00:35:31 Rails is fantastic in that you don't need to comprehend every detail right away to be productive. It can be daunting to consider all this information as a beginner, but the beauty of frameworks like Rails lies in their abstractions, allowing us to skip the nitty-gritty details while still being effective.
00:36:08 But abstractions shouldn't be something to fear. If you’re curious about how something works, whether it’s navigating source code or debugging an issue, you can always dive deeper into those abstractions—often, they are understandable! You might just need to investigate to grasp what's going on.
00:36:55 If you're interested in learning about abstractions and deeper concepts in computer science, you might enjoy a project I worked on, called Base TS. It's a weekly writing series that uncovers new computer science topics every week, complete with a video series and a podcast aimed at introducing you to computer science fundamentals in an enjoyable and approachable manner.
00:37:38 I also have some podcast stickers with me today.
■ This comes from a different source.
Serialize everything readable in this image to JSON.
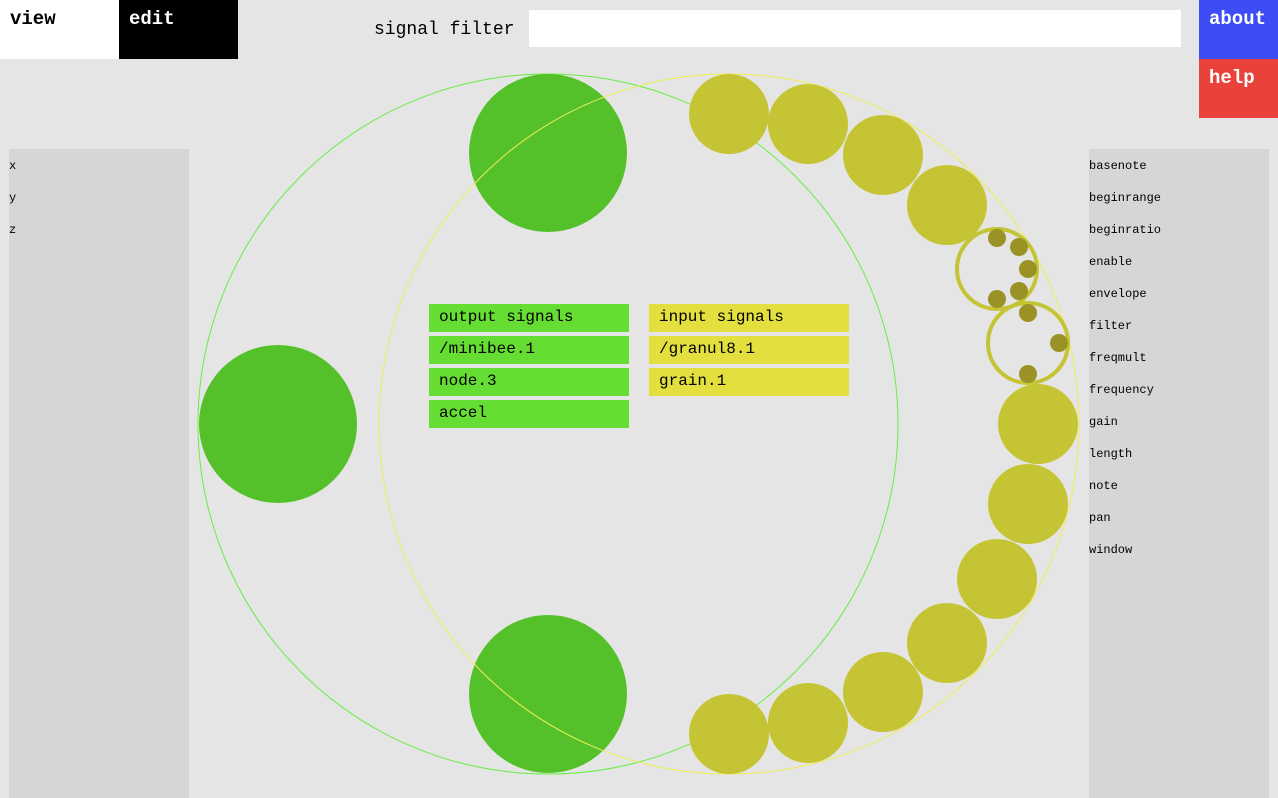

If you’d like one, feel free to come find me afterward. You can learn more at bcs.org. Thank you all so much for attending! I truly hope that if nothing else, you leave feeling empowered to understand the processes beneath the surface. People often suggest certain concepts are too intricate to grasp. I fundamentally disagree—everyone can learn everything! Thank you for embarking on this journey with me. That's the last journey I promise!